Investors are also awaiting more details regarding the Fed trimming its $4.5 trillion balance sheet, when the central bank releases the minutes at 2 p.m. ET.
“The real take from the Fed is that a June rate hike still seems to pretty much baked in the cake but I’m going to be looking at guidance as how they expect to start spending down their excess assets,” said Brad McMillan, chief investment officer for Commonwealth Financial in Waltham, Mass.
While recent economic data has been mixed, with signs of a dip in consumer sentiment and spending, the job market continues to strengthen. That could give the Fed impetus to continue with its path of monetary tightening.
Data on Wednesday showed home resales fell more than expected in April as a tight supply boosted prices and sidelined prospective buyers. A tightening labour market and historically low mortgage rates have helped the housing market recovery.
Mr. McMillan said the recent mixed economic data did not concern him as a lot of it was due to from first-quarter seasonality issues and that he expected an improvement in the current quarter.
The Dow Jones Industrial Average was up 31.67 points, or 0.15 per cent, at 20,969.58, the S&P 500 was up 2.15 points, or 0.08 per cent, at 2,400.57 and the Nasdaq Composite was up 9.63 points, or 0.16 per cent, at 6,148.34.
Seven of the 11 major S&P 500 sectors were higher, led by the materials index’s 0.67-per-cent rise.
Financials, the index which will benefit the most from higher interest rates, was off 0.21 per cent after four days of gains.
The consumer staples index fell 0.12 per cent, weighed down by weak report from Lowe’s, the No. 2 U.S. home improvement chain.
Lowe’s dropped 4.3 per cent to $78.82 after it reported a lower-than-expected profit and comparable sales.
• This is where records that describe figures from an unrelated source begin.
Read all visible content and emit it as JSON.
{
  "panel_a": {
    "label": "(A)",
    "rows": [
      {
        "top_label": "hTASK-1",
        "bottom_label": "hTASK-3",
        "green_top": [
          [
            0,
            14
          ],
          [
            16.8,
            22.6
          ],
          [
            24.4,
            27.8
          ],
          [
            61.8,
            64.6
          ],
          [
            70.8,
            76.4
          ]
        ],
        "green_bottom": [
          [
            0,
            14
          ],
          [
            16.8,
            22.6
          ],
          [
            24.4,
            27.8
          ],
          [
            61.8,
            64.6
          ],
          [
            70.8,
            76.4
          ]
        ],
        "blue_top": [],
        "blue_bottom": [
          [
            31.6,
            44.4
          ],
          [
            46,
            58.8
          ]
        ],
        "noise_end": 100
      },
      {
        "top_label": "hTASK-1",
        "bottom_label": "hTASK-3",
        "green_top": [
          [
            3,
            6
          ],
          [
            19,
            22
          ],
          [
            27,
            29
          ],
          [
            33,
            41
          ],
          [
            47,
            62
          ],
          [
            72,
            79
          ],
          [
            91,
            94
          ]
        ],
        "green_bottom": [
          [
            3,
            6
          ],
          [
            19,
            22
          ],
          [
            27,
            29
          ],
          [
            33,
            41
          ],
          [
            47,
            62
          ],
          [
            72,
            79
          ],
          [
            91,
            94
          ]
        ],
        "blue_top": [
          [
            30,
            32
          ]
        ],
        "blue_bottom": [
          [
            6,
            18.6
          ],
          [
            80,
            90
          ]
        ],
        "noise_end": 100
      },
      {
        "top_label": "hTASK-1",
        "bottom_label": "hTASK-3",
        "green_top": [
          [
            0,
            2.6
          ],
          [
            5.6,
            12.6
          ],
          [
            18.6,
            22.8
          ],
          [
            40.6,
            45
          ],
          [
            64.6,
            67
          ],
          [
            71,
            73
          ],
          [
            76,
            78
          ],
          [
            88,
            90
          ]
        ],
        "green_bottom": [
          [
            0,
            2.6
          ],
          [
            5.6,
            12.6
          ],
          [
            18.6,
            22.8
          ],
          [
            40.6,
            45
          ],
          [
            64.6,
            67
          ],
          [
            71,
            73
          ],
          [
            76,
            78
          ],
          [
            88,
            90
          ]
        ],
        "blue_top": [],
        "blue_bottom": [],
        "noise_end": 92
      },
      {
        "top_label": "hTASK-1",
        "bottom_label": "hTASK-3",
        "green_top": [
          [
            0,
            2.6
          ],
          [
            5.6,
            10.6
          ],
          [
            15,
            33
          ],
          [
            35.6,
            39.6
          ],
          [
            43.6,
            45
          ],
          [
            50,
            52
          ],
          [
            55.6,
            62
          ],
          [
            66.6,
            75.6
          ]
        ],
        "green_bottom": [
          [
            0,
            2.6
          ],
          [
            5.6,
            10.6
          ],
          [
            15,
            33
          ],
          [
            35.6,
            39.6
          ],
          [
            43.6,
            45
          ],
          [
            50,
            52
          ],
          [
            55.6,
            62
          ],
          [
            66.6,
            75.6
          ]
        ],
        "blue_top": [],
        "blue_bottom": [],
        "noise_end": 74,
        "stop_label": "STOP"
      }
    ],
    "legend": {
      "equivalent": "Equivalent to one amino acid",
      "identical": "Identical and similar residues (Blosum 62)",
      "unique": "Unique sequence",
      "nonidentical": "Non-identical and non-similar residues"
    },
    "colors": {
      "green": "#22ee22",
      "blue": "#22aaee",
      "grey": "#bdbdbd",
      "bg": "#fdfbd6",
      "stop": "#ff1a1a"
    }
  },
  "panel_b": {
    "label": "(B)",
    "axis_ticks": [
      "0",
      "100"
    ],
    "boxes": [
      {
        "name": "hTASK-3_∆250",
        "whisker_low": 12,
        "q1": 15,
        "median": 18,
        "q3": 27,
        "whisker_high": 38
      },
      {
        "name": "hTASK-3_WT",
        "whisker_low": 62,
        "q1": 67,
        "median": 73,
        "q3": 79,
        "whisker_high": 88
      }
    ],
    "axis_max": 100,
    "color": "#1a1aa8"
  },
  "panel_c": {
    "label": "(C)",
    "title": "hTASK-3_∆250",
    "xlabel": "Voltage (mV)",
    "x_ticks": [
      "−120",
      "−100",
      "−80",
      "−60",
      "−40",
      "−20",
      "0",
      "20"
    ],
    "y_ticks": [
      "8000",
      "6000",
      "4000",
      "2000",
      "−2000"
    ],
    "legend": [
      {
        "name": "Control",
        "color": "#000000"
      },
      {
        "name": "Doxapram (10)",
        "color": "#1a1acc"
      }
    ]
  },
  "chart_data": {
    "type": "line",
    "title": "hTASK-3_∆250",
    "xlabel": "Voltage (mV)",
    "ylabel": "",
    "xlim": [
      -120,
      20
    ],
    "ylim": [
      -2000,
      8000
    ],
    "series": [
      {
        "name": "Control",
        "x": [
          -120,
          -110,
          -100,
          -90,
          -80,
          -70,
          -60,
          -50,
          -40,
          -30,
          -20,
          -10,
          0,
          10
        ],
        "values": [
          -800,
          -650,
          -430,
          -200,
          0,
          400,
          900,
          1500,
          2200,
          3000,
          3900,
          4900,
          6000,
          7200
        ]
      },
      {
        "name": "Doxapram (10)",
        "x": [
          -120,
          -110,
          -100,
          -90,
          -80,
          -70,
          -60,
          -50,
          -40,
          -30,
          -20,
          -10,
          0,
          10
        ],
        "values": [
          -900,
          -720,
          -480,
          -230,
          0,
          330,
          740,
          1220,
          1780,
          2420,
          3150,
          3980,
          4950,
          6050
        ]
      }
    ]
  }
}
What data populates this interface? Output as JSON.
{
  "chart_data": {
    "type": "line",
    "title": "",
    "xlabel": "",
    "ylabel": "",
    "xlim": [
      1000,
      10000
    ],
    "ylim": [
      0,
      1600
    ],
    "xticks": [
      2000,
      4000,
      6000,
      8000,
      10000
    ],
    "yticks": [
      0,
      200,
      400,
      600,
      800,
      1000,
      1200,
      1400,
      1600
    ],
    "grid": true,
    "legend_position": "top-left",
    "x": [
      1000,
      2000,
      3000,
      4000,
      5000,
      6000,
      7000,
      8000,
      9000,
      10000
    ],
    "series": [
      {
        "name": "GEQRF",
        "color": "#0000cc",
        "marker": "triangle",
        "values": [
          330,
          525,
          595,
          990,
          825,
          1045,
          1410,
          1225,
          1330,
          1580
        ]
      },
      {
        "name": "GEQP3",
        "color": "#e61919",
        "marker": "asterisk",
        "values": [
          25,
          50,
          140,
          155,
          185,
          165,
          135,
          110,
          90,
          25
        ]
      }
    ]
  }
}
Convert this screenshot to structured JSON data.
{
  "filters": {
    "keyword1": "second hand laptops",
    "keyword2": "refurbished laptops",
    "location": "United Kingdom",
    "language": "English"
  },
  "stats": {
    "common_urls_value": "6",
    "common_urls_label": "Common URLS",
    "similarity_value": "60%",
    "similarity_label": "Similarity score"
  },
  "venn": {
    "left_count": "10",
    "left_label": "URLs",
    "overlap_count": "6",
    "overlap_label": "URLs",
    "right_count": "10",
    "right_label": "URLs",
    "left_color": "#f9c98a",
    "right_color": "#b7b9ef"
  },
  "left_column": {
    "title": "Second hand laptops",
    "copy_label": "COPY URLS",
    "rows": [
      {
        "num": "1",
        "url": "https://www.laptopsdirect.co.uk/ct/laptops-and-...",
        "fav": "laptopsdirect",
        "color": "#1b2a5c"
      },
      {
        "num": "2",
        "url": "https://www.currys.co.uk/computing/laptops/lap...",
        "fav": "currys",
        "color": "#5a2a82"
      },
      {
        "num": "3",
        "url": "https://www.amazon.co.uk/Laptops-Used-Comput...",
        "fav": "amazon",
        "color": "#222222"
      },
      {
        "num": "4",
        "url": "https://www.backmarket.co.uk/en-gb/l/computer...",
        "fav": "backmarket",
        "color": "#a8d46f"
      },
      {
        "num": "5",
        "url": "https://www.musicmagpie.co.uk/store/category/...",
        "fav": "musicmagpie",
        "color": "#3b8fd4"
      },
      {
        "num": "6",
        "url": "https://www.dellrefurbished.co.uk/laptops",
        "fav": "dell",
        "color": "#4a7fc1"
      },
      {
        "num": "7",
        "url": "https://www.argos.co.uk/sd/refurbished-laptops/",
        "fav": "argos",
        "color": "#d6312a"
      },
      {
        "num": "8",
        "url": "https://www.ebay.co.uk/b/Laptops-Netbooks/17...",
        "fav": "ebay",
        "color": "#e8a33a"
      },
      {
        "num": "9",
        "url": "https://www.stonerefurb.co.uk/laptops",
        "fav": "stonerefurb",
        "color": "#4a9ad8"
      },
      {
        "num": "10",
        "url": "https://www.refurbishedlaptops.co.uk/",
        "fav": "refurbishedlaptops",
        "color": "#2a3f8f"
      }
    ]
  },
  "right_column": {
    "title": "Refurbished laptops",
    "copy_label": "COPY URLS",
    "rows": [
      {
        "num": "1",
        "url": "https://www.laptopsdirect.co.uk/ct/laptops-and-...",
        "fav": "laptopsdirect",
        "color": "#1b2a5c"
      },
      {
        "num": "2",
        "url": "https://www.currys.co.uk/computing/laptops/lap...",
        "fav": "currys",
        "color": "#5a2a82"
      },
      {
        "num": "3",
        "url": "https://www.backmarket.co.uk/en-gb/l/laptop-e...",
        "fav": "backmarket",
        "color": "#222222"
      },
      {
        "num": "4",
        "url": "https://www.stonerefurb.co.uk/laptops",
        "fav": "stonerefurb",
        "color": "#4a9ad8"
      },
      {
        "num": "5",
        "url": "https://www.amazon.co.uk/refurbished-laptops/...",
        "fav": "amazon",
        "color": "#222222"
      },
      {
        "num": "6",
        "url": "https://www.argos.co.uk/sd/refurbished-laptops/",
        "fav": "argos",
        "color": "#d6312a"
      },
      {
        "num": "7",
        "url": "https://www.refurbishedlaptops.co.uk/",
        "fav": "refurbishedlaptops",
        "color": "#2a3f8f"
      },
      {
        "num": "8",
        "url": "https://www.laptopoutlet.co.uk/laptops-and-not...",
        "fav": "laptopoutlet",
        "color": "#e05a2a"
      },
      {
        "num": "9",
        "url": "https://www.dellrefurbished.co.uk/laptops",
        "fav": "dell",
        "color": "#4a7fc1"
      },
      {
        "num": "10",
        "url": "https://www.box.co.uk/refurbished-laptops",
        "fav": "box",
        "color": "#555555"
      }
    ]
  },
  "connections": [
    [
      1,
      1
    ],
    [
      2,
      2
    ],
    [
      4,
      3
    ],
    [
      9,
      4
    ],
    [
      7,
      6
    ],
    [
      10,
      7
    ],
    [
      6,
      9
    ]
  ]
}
Bigger rival Home Depot was off 0.2 per cent.
Jewelry retailer Tiffany sank 6.8 per cent after posting a surprise drop in comparable sales. Signet Jewelers , which reports on Thursday, was down 6 percent. The two were the biggest losers on the S&P.
At the other end was Intuit, which jumped 7.2 per cent after the tax-preparation software maker posted a profit topped estimates and also raised its revenue forecast.